Many things I’ve held onto for a long time:
- That ugly brown blanket I slept with for many years until my parents finally tried to throw it away (and then my aunt kept it in a safe-house of sorts, but when she tried to give it back, valiantly, I realized how dreadful and pathetic it was and finally threw it away).
- A letter from the college counselor giving me a pass due to “anxiety and exhaustion.”
- Journals. And not even the journals so much but the tat tucked inside the pages – napkins from a coffee shop where I used to write almost 20 years ago, dried flowers, stubs from greyhound bus tickets, receipts with impossible budgets scrawled on the back in a stranger’s writing.
- The imprint in ink of a tiny newborn’s footprint – Maia’s – done back before I ever dreamed that her foot could grow to fill an almost adult-sized shoe.
- And for a long time I held onto the resentment cultivated over many years of longing for a baby before I had any.
It’s weird – resentment (and its birth mother, anger) – in some instances it takes years and years to stack up like wooden blocks firmly set one on top of another and then it takes as much time to dissipate and only does so with purposeful work.
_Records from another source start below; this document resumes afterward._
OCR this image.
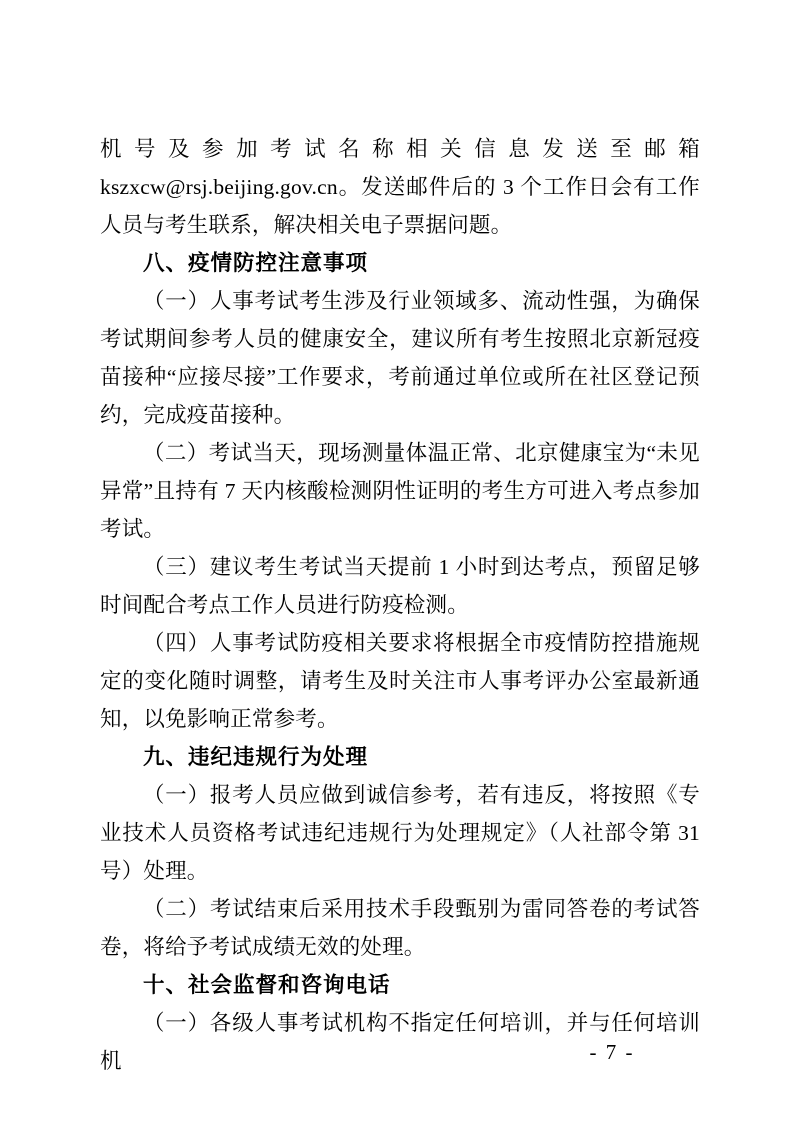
机号及参加考试名称相关信息发送至邮箱kszxcw@rsj.beijing.gov.cn。发送邮件后的 3 个工作日会有工作人员与考生联系，解决相关电子票据问题。

八、疫情防控注意事项

（一）人事考试考生涉及行业领域多、流动性强，为确保考试期间参考人员的健康安全，建议所有考生按照北京新冠疫苗接种“应接尽接”工作要求，考前通过单位或所在社区登记预约，完成疫苗接种。

（二）考试当天，现场测量体温正常、北京健康宝为“未见异常”且持有 7 天内核酸检测阴性证明的考生方可进入考点参加考试。

（三）建议考生考试当天提前 1 小时到达考点，预留足够时间配合考点工作人员进行防疫检测。

（四）人事考试防疫相关要求将根据全市疫情防控措施规定的变化随时调整，请考生及时关注市人事考评办公室最新通知，以免影响正常参考。

九、违纪违规行为处理

（一）报考人员应做到诚信参考，若有违反，将按照《专业技术人员资格考试违纪违规行为处理规定》（人社部令第 31 号）处理。

（二）考试结束后采用技术手段甄别为雷同答卷的考试答卷，将给予考试成绩无效的处理。

十、社会监督和咨询电话

（一）各级人事考试机构不指定任何培训，并与任何培训机	- 7 -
But other times, it slips through your fingers though every sensible part of you knows you should be holding on. The point is, you can steel your resolve and stay cold as you please, but no tower of blocks has ever stayed in place forever. At some point, someone knocks it down.
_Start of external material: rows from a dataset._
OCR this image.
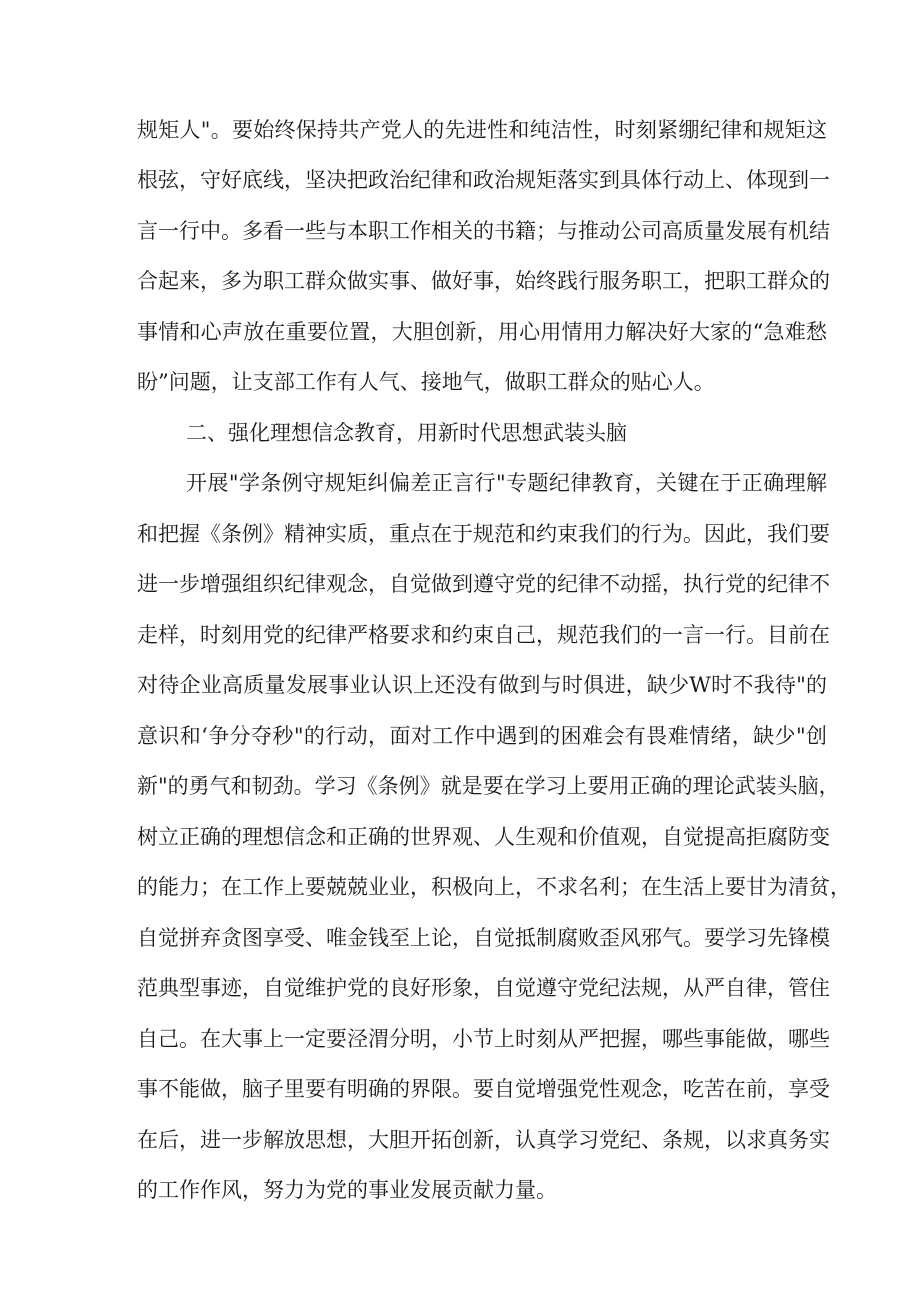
规矩人"。要始终保持共产党人的先进性和纯洁性，时刻紧绷纪律和规矩这
根弦，守好底线，坚决把政治纪律和政治规矩落实到具体行动上、体现到一
言一行中。多看一些与本职工作相关的书籍；与推动公司高质量发展有机结
合起来，多为职工群众做实事、做好事，始终践行服务职工，把职工群众的
事情和心声放在重要位置，大胆创新，用心用情用力解决好大家的“急难愁
盼”问题，让支部工作有人气、接地气，做职工群众的贴心人。
二、强化理想信念教育，用新时代思想武装头脑
开展"学条例守规矩纠偏差正言行"专题纪律教育，关键在于正确理解
和把握《条例》精神实质，重点在于规范和约束我们的行为。因此，我们要
进一步增强组织纪律观念，自觉做到遵守党的纪律不动摇，执行党的纪律不
走样，时刻用党的纪律严格要求和约束自己，规范我们的一言一行。目前在
对待企业高质量发展事业认识上还没有做到与时俱进，缺少W时不我待"的
意识和‘争分夺秒"的行动，面对工作中遇到的困难会有畏难情绪，缺少"创
新"的勇气和韧劲。学习《条例》就是要在学习上要用正确的理论武装头脑，
树立正确的理想信念和正确的世界观、人生观和价值观，自觉提高拒腐防变
的能力；在工作上要兢兢业业，积极向上，不求名利；在生活上要甘为清贫，
自觉拼弃贪图享受、唯金钱至上论，自觉抵制腐败歪风邪气。要学习先锋模
范典型事迹，自觉维护党的良好形象，自觉遵守党纪法规，从严自律，管住
自己。在大事上一定要泾渭分明，小节上时刻从严把握，哪些事能做，哪些
事不能做，脑子里要有明确的界限。要自觉增强党性观念，吃苦在前，享受
在后，进一步解放思想，大胆开拓创新，认真学习党纪、条规，以求真务实
的工作作风，努力为党的事业发展贡献力量。
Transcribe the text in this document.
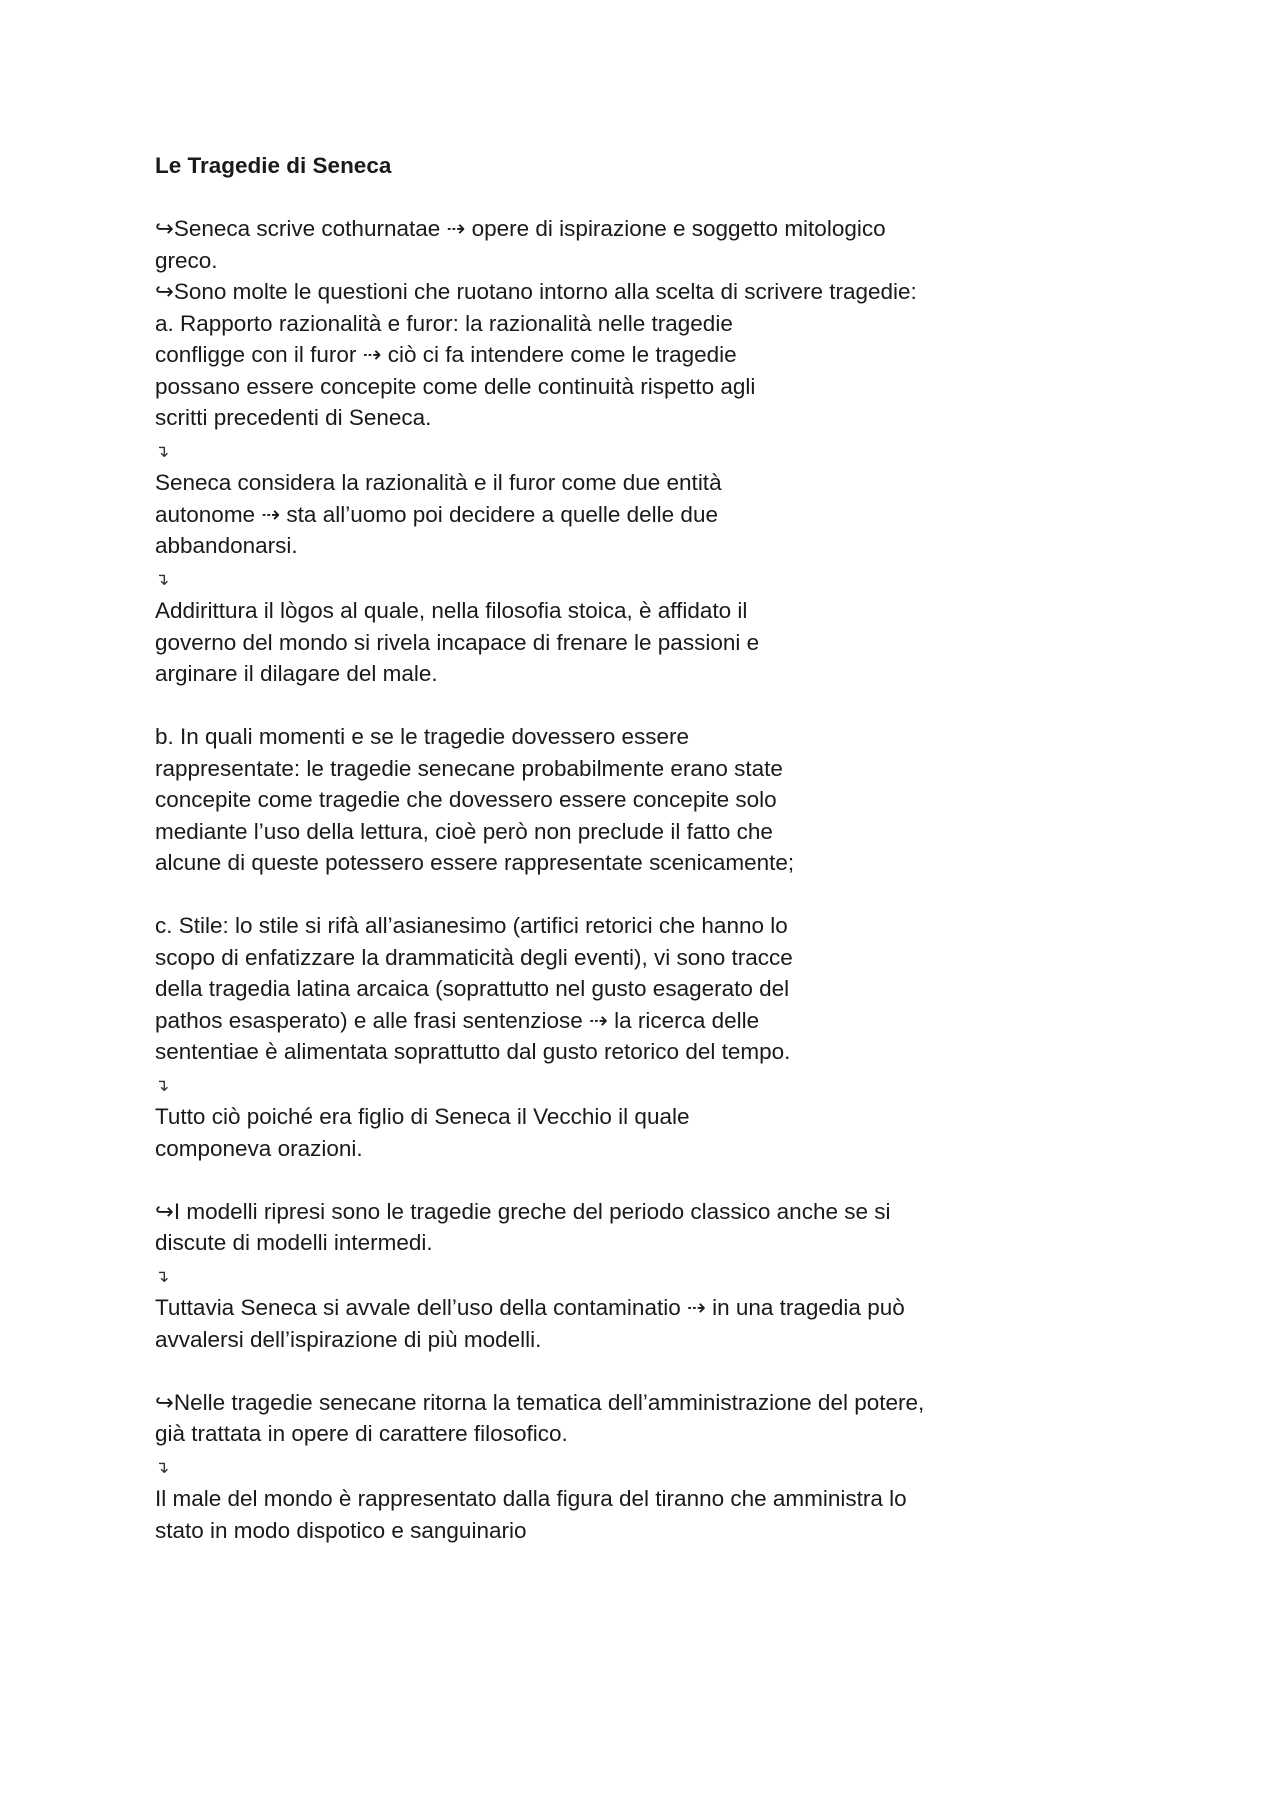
Le Tragedie di Seneca
↪Seneca scrive cothurnatae ⇢ opere di ispirazione e soggetto mitologico
greco.
↪Sono molte le questioni che ruotano intorno alla scelta di scrivere tragedie:
a. Rapporto razionalità e furor: la razionalità nelle tragedie
confligge con il furor ⇢ ciò ci fa intendere come le tragedie
possano essere concepite come delle continuità rispetto agli
scritti precedenti di Seneca.
↴
Seneca considera la razionalità e il furor come due entità
autonome ⇢ sta all’uomo poi decidere a quelle delle due
abbandonarsi.
↴
Addirittura il lògos al quale, nella filosofia stoica, è affidato il
governo del mondo si rivela incapace di frenare le passioni e
arginare il dilagare del male.
b. In quali momenti e se le tragedie dovessero essere
rappresentate: le tragedie senecane probabilmente erano state
concepite come tragedie che dovessero essere concepite solo
mediante l’uso della lettura, cioè però non preclude il fatto che
alcune di queste potessero essere rappresentate scenicamente;
c. Stile: lo stile si rifà all’asianesimo (artifici retorici che hanno lo
scopo di enfatizzare la drammaticità degli eventi), vi sono tracce
della tragedia latina arcaica (soprattutto nel gusto esagerato del
pathos esasperato) e alle frasi sentenziose ⇢ la ricerca delle
sententiae è alimentata soprattutto dal gusto retorico del tempo.
↴
Tutto ciò poiché era figlio di Seneca il Vecchio il quale
componeva orazioni.
↪I modelli ripresi sono le tragedie greche del periodo classico anche se si
discute di modelli intermedi.
↴
Tuttavia Seneca si avvale dell’uso della contaminatio ⇢ in una tragedia può
avvalersi dell’ispirazione di più modelli.
↪Nelle tragedie senecane ritorna la tematica dell’amministrazione del potere,
già trattata in opere di carattere filosofico.
↴
Il male del mondo è rappresentato dalla figura del tiranno che amministra lo
stato in modo dispotico e sanguinario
There are things I’ve held onto and then suddenly, in an instant, I’ve known it was time to let go:
- Each child’s umbilical cord – carefully set on a shelf because it seemed precious and then hastily thrown away several months later when I realized how gross it was.
- That aforementioned brown blanket.
- Poems written in journals and then read years later.
- Single socks, left sitting in laundry baskets for close to a year until I finally said enough already.
So what’s the point? Why am I writing this? I’m not sure- other than the fact that there’s a curiosity here. Is it time to hold on or time to let go? Is there a greater purpose being served by the holding on? Perhaps. Perhaps not. We are left unresolved.